The Problem with Subject Matter Specificity
Subject matter specificity, in schools and in the professions, lets us off the hook when it comes to the environment. This problem can be found even in project-driven schools when students aren’t asked to consider the connections, the cost or consequence, or the impact of their project on the environment. Later in life the myopia will continue, when specialists in the sciences and technology go ahead unreflectively with industrial projects masquerading as progress. Trained to be experts in only one field, responsible for only a limited perspective, specialists feel little to no professional compulsion to look for connections or to consider the consequences of their projects.

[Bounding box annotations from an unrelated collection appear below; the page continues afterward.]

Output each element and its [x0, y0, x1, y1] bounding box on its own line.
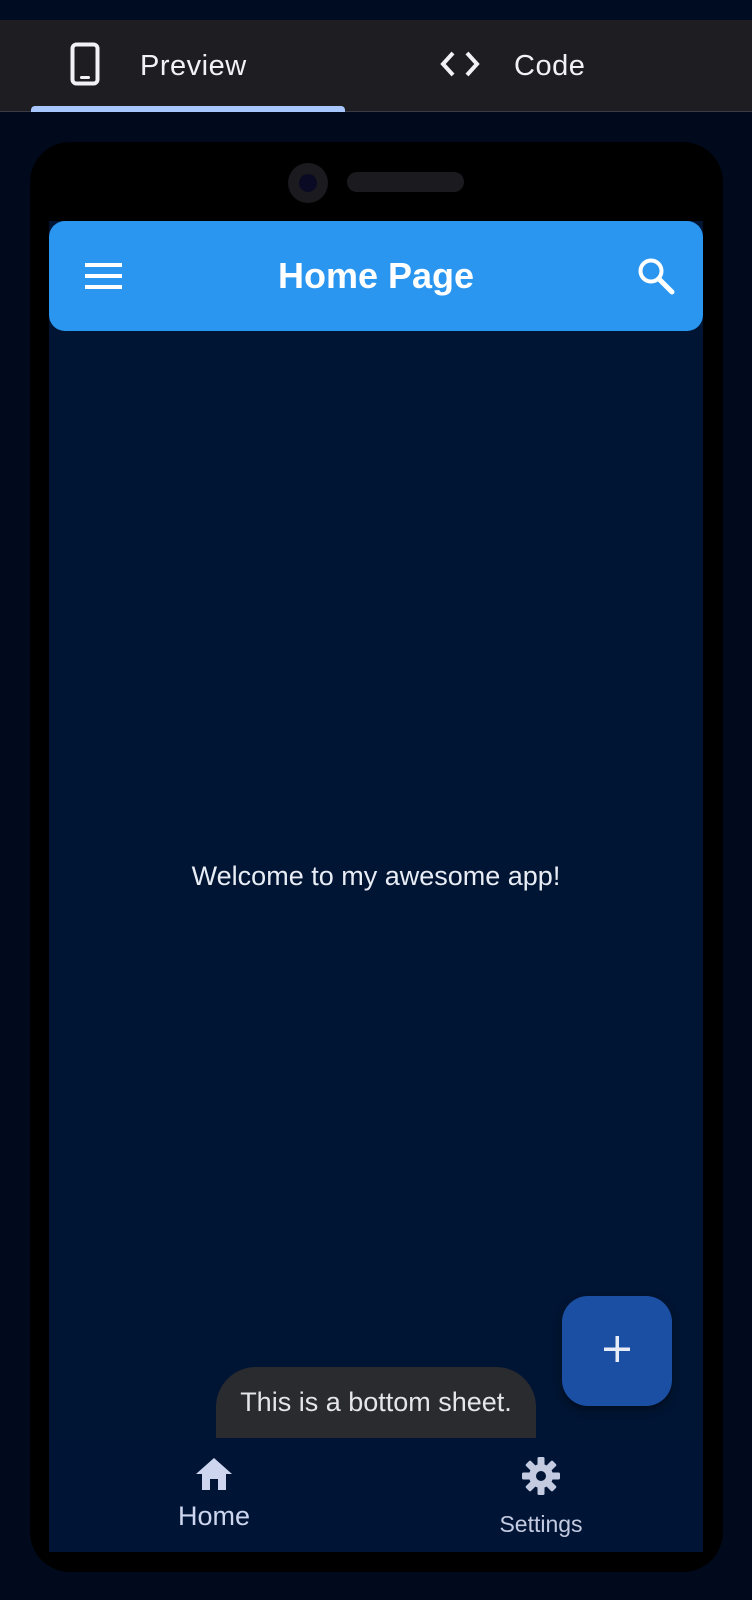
nav-item-home[interactable]: Home: [104, 1438, 324, 1552]
bottom-sheet: This is a bottom sheet.: [216, 1367, 536, 1447]
home-icon: [194, 1456, 234, 1497]
nav-settings-label: Settings: [499, 1511, 583, 1537]
page-title: Home Page: [277, 255, 475, 296]
tab-preview-label: Preview: [140, 49, 247, 82]
speaker-grille: [347, 172, 464, 192]
app-bar: Home Page: [49, 221, 703, 331]
camera-icon: [288, 163, 328, 203]
gear-icon: [521, 1456, 561, 1501]
nav-item-settings[interactable]: Settings: [431, 1438, 651, 1552]
top-strip: [0, 0, 752, 20]
add-fab-button[interactable]: [562, 1296, 672, 1406]
menu-icon: [85, 263, 123, 298]
tab-preview[interactable]: Preview: [32, 20, 344, 112]
tab-indicator: [31, 106, 345, 112]
nav-home-label: Home: [177, 1501, 251, 1531]
welcome-text: Welcome to my awesome app!: [191, 861, 561, 891]
code-icon: [440, 50, 480, 83]
tab-code[interactable]: Code: [440, 20, 640, 112]
plus-icon: [602, 1334, 632, 1369]
search-button[interactable]: [637, 257, 675, 295]
tab-code-label: Code: [514, 49, 586, 82]
search-icon: [637, 258, 675, 299]
tab-bar: Preview Code: [0, 20, 752, 112]
phone-screen: Home Page Welcome to my awesome app! Thi…: [49, 221, 703, 1552]
phone-icon: [70, 42, 100, 91]
bottom-navigation: Home Settings: [49, 1438, 703, 1552]
menu-button[interactable]: [85, 258, 123, 294]
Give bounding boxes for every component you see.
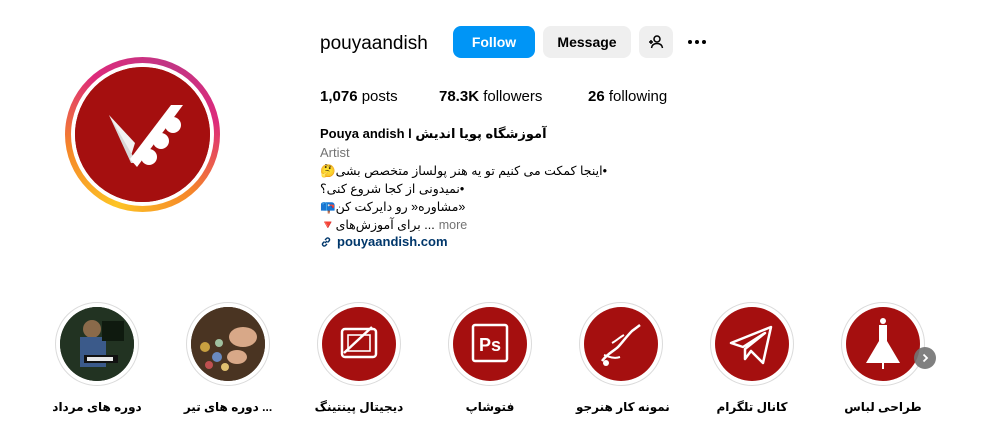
- followers-stat[interactable]: 78.3K followers: [439, 88, 542, 105]
- bio-display-name: Pouya andish l آموزشگاه پویا اندیش: [320, 126, 547, 141]
- avatar-logo: [75, 67, 210, 202]
- highlight-item[interactable]: دوره های تیر ...: [183, 302, 273, 414]
- highlight-label: دوره های تیر ...: [183, 400, 273, 414]
- follow-button[interactable]: Follow: [453, 26, 535, 58]
- bio-category: Artist: [320, 145, 350, 160]
- highlight-item[interactable]: دوره های مرداد: [52, 302, 142, 414]
- highlight-label: طراحی لباس: [844, 400, 922, 414]
- bio-line-4-text: 🔻برای آموزش‌های ...: [320, 218, 435, 232]
- posts-count: 1,076: [320, 88, 358, 105]
- posts-label: posts: [361, 88, 398, 105]
- username: pouyaandish: [320, 33, 428, 54]
- bio-line-3: 📪مشاوره« رو دایرکت کن»: [320, 200, 466, 214]
- highlight-label: دوره های مرداد: [52, 400, 142, 414]
- photo-thumbnail-icon: [60, 307, 134, 381]
- following-count: 26: [588, 88, 605, 105]
- followers-label: followers: [483, 88, 543, 105]
- more-options-icon[interactable]: [684, 31, 710, 53]
- bio-website-link[interactable]: pouyaandish.com: [320, 234, 448, 249]
- highlight-item[interactable]: کانال تلگرام: [707, 302, 797, 414]
- highlight-item[interactable]: نمونه کار هنرجو: [576, 302, 670, 414]
- telegram-icon: [715, 307, 789, 381]
- bio-line-1: 🤔اینجا کمکت می کنیم تو یه هنر پولساز متخ…: [320, 164, 607, 178]
- highlight-label: کانال تلگرام: [716, 400, 788, 414]
- following-stat[interactable]: 26 following: [588, 88, 667, 105]
- highlight-label: نمونه کار هنرجو: [576, 400, 670, 414]
- highlight-label: دیجیتال پینتینگ: [314, 400, 404, 414]
- photo-thumbnail-icon: [191, 307, 265, 381]
- highlight-item[interactable]: دیجیتال پینتینگ: [314, 302, 404, 414]
- bio-line-2: نمیدونی از کجا شروع کنی؟•: [320, 182, 465, 196]
- bio-more-link[interactable]: more: [439, 218, 467, 232]
- tablet-icon: [322, 307, 396, 381]
- photoshop-icon: Ps: [453, 307, 527, 381]
- profile-avatar[interactable]: [65, 57, 220, 212]
- highlight-item[interactable]: Ps فتوشاپ: [445, 302, 535, 414]
- message-button[interactable]: Message: [543, 26, 631, 58]
- brush-hand-icon: [584, 307, 658, 381]
- following-label: following: [608, 88, 668, 105]
- suggest-user-button[interactable]: [639, 26, 673, 58]
- add-user-icon: [649, 35, 664, 49]
- followers-count: 78.3K: [439, 88, 480, 105]
- highlight-label: فتوشاپ: [465, 400, 515, 414]
- chevron-right-icon[interactable]: [914, 347, 936, 369]
- pouya-andish-logo-icon: [75, 67, 210, 202]
- dress-icon: [846, 307, 920, 381]
- bio-link-text: pouyaandish.com: [337, 234, 448, 249]
- posts-stat: 1,076 posts: [320, 88, 398, 105]
- link-icon: [321, 236, 331, 247]
- bio-line-4: 🔻برای آموزش‌های ... more: [320, 217, 467, 233]
- svg-text:Ps: Ps: [479, 335, 501, 355]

In working with Jay, I found out that addressing climate change requires contributions not only from those who study nature, but also from those who study humanity. After all, WE are the species causing it. In humanities, with climate change a settled fact, our Socratic Seminars focused more and more upon the nature of humanity itself. We asked an essential question about climate change: “How can we, as a species, while knowing this is happening, leave it largely unaddressed?” If we had not done so, I could not have looked Jay in the eye. Had humanities students not engaged in relevant social study, neither Jay nor I would have found their work authentic. And, by taking up social analysis, students found that our history, our literature, and the best in our culture can tell us a great deal about life, about living simply, and about sustainability.
So, while my work with Jay began through an interdisciplinary expectation, it led to an interdisciplinary responsibility. Over the years, we came together to negotiate the year’s topic, the field guide table of contents and chapter content. With our students we looked for connections, sought relevance and asked questions no matter where they led. In the field guide’s uncharted territory, our students found a place to raise their own questions and express their own ideas. We learned a lot from them. What started as a simple look at the local Boat Channel turned into a study of the Bay’s ecological history, which then became a consideration of the environment itself. In some sense, there was nothing planned about it.
Jay was fond of referring to our partnership as akin to that of the scientist, Ed Ricketts, and the novelist, John Steinbeck, who worked together on The Log from the Sea of Cortez. The comparison to Steinbeck would give any humanities teacher pause, but Jay felt it held truth, perhaps enjoying the reference all the more for the reservation it raised in me. Jay did have a point about the importance of interdisciplinary work, though. None of these ideas and none of the student work and awareness found in our field guides could have happened without our academic partnership, or without our personal relationship. I have him to thank for this.